We provide examples using two tracers: m+4 cysteine (13C3, 15N) and m+5 glutamine (13C5).
Other tracers can be used by defining their isotope composition (isotopomer) using a space separated list of [<nominal mass>]<element name><element quantity> e.g. the m+3 serine isotopologue with 18O on the hydroxyl and 15N on the amino would be indentified as: [15]N1 [18]O1 (if the element quantity is not supplied it is assumed 1).
Or m+3 serine with uniformly labelled 13C would be indentified as: [13]C3.
These can be specified as 'labels' in the params dictionary.
For example:
'labels': {
'ser_m3_1': '[15]N [18]O',
'ser_m3_2': '[13]C3',
},
These label names must be consistent with those used in the input JSON file that describes the samples.
They are also used to refer back to the peak area ratio: parent/(parent+heavy).
For example using a ratio of 0.4 to 0.6 for ser_m3_1 and 0.5 to 0.7 for ser_m3_2:
'area_ratio_cutoff': {
'ser_m3_1': ((0.4, 0.6),),
'ser_m3_2': ((0.5, 0.7),),
},
Finally, the mass shift for each label must be specified.
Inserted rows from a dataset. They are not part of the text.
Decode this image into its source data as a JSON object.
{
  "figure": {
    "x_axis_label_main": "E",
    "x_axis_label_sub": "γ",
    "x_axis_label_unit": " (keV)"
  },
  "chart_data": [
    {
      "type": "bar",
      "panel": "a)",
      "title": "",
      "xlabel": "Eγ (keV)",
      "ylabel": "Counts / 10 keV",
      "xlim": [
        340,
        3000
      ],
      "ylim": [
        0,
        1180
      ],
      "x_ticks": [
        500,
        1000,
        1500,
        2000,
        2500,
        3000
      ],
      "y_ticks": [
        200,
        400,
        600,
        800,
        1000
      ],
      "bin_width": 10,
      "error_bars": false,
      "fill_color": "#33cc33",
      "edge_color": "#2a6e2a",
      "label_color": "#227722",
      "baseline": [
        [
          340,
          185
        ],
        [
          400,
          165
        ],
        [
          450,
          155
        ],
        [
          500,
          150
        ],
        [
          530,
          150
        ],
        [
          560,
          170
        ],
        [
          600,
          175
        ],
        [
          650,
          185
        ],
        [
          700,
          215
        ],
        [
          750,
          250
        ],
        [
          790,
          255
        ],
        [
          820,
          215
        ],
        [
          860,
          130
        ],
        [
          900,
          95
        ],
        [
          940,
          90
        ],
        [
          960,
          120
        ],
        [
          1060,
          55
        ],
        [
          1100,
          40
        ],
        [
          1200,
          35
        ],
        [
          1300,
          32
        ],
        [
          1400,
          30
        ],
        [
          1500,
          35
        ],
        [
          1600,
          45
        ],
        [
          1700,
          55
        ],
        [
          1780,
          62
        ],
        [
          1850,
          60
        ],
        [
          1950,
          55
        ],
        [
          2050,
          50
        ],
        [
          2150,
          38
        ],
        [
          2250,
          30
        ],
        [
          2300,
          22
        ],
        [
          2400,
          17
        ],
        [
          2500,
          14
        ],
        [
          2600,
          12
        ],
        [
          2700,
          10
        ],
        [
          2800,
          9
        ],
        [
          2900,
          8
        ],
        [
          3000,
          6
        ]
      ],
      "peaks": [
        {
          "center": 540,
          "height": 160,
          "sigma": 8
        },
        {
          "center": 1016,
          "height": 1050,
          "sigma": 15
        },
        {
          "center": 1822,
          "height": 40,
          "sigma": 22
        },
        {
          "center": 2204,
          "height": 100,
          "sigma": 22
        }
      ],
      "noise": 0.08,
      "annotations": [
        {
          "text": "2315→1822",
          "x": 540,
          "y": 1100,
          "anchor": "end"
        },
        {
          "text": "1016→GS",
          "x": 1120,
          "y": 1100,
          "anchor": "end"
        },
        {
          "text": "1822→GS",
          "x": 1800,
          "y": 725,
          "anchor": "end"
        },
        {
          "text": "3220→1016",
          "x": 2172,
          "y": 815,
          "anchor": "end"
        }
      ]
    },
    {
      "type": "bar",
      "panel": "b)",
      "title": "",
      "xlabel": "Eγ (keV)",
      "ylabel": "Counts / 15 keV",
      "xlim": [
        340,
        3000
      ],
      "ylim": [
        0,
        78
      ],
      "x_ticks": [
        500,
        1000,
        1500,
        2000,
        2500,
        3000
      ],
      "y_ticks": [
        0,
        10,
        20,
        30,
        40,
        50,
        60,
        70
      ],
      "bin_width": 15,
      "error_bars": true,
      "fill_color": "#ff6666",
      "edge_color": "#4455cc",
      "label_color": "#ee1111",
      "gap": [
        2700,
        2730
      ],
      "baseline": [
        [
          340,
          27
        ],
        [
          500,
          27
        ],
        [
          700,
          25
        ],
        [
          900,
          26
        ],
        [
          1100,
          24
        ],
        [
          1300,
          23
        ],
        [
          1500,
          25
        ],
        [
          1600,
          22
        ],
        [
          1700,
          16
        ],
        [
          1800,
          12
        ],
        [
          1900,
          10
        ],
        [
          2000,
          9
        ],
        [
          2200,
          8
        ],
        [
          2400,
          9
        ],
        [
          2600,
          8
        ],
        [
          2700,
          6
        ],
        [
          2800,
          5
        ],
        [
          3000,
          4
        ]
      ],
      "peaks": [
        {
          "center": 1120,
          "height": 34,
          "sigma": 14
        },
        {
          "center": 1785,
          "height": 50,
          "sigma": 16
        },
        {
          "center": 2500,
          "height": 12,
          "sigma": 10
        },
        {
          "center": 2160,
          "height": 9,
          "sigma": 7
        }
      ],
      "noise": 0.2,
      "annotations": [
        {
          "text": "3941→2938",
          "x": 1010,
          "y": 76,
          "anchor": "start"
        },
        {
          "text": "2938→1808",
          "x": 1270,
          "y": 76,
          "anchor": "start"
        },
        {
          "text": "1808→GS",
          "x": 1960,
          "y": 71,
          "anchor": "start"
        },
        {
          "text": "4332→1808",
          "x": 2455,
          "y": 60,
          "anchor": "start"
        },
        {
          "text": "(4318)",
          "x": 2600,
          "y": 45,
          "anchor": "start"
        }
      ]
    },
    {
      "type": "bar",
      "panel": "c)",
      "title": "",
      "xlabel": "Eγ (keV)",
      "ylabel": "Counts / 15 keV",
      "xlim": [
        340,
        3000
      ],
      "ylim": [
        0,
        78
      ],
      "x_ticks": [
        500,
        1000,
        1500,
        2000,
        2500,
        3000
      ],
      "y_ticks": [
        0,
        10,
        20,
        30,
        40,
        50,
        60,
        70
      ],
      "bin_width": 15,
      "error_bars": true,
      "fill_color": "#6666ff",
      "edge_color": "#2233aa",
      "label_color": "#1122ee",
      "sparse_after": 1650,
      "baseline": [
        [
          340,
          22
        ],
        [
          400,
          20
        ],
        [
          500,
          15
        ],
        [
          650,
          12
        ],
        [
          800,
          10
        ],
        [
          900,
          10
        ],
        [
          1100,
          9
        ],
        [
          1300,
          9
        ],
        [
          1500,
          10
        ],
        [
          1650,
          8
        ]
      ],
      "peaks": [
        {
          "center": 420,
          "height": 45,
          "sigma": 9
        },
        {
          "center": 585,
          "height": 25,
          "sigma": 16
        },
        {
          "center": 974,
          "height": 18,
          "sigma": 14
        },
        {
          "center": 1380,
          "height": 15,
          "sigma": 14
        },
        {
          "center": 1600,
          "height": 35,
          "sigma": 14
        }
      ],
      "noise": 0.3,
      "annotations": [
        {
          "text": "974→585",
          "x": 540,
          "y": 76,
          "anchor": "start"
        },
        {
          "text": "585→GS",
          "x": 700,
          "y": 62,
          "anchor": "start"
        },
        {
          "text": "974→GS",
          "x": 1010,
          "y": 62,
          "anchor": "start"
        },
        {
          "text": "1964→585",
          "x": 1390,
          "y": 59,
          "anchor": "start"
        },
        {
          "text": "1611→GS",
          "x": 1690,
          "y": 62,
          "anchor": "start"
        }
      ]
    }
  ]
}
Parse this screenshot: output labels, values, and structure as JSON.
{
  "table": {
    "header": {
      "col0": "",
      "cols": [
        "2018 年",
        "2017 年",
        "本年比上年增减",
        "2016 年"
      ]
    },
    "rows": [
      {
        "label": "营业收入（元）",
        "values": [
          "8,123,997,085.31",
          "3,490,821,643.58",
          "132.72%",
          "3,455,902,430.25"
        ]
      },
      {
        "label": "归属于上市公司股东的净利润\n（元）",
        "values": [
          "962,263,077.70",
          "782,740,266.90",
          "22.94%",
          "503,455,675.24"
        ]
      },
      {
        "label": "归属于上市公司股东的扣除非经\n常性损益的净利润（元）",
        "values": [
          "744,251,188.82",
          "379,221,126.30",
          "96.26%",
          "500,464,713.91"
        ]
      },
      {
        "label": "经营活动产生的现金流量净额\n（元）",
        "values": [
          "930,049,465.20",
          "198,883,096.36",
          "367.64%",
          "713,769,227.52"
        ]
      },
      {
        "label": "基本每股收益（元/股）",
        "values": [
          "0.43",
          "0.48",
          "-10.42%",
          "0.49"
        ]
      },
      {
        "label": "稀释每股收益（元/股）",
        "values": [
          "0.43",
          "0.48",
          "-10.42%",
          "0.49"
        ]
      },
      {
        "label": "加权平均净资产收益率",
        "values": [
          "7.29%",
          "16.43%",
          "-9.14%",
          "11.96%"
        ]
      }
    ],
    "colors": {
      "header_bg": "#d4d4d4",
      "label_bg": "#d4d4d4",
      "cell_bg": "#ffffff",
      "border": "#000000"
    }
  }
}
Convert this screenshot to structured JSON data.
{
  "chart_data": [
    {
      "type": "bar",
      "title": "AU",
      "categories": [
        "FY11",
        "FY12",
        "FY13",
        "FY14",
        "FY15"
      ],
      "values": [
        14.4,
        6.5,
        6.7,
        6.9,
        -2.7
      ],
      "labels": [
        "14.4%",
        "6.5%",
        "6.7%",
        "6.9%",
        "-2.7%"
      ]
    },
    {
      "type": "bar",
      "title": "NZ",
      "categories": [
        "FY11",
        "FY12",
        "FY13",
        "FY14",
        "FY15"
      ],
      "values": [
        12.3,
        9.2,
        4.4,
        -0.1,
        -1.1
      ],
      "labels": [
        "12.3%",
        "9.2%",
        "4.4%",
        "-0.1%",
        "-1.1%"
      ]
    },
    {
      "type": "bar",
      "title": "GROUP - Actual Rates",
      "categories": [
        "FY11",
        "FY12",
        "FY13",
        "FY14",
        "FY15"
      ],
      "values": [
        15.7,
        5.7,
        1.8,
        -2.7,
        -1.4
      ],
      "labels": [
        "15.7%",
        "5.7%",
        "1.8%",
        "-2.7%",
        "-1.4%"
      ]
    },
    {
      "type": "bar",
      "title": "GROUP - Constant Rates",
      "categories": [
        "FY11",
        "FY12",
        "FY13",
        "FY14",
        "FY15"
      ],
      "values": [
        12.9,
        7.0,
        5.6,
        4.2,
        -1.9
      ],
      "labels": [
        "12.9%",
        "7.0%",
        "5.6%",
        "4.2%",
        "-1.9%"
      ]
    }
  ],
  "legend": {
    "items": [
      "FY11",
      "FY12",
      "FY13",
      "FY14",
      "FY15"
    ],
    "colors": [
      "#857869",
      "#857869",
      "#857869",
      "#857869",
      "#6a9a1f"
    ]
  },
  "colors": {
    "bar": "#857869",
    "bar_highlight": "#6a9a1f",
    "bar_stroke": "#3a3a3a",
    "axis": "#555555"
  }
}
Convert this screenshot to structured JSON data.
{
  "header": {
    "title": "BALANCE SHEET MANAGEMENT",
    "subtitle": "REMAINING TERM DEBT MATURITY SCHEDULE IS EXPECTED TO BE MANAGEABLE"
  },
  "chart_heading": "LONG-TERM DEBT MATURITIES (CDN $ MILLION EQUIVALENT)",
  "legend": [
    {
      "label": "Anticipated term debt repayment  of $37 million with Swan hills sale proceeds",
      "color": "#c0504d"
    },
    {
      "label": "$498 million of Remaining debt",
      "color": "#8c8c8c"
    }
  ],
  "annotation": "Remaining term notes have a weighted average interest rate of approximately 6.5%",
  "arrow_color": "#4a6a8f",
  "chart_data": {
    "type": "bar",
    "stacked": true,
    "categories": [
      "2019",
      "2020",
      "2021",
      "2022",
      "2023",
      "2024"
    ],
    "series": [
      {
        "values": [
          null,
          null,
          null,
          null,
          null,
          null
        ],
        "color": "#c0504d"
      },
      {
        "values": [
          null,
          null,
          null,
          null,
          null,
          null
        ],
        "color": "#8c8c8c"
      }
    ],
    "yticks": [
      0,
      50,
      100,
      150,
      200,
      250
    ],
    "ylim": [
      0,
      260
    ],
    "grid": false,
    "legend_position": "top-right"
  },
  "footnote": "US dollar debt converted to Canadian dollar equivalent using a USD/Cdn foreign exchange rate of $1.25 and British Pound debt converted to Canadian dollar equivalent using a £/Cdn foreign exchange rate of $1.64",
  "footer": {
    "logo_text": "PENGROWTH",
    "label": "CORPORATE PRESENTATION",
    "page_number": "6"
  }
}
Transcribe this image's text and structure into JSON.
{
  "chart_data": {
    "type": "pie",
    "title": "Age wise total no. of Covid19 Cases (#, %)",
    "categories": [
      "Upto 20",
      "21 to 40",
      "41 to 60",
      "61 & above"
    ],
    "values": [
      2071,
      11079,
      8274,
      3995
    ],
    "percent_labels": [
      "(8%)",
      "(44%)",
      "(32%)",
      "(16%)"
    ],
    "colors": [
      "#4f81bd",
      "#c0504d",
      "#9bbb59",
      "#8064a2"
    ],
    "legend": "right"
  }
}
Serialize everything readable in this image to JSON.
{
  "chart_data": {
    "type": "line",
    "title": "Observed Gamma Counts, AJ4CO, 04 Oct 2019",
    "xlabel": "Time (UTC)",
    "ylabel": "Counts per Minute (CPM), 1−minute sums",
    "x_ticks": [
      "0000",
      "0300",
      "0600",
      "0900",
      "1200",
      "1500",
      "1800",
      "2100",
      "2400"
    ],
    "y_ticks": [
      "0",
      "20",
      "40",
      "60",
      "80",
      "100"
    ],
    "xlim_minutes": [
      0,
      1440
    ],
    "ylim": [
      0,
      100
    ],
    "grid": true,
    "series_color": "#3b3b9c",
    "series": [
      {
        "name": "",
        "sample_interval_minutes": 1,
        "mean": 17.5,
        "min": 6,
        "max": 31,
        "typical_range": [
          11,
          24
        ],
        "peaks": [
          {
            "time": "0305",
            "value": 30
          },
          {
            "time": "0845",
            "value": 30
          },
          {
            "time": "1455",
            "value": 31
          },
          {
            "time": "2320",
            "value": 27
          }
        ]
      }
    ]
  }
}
This can be input manually like this:
'MW_shift': {
'ser_m3_1': 3.001279886900008,
'ser_m3_2': 3.010064506020001,
},
But can also be calculated in place using the isotope composition:
params['MW_shift'] = dict()
for label in params['labels']:
params['MW_shift'][label] = isotope_obj.isotopes2mass_shift(params['labels'][label])
We do not apply natural abundance correction for the simple reason that we do not know the chemical formula of the unknown RMA traced compounds. For some RMA traced compounds we of course have their chemical formula and could perform natural abundance correction; however, since the purpose of this method is to identify unknown metabolites, we chose to treat known and unknown compounds consistently and thus skip natural abundance correction all together. This choice is not a problem for tracers that have no substantial bleed over from natural abundance e.g. 13C3, 13C4, {13C3, 15N} etc. However, tracers with single labels like 15N and 13C, and to a lesser extent tracers with double labels like 15N2, 13C2 and {15N, 13C}, are not as robust. Prospective users must consider this when designing experiments.
- Excel file with the output of Compound Discoverer. This file should contain one row per compound and three columns for: "Name", "Molecular Weight", and "RT [min]". And then followed by the columns for the peak area per sample e.g.: "Area: KD031720_031720_BD_C01.raw (F1)", "Area: KD031720_031720_BD_C02.raw (F2)", etc. The peak area columns must contain the tag "Area", which it will automatically if the Compound Discoverer output is not altered.
- A JSON file describing each input sample, its type, label etc. See the examples provided in the
projectsfolder.
The following Python packages are required and can be install with pip or conda commands:
- jupyterlab
- pandas
- HTMLParser
- numpy
- seaborn
- matplotlib
We recommend using an Anaconda Python install which already has many of the above packages installed by default.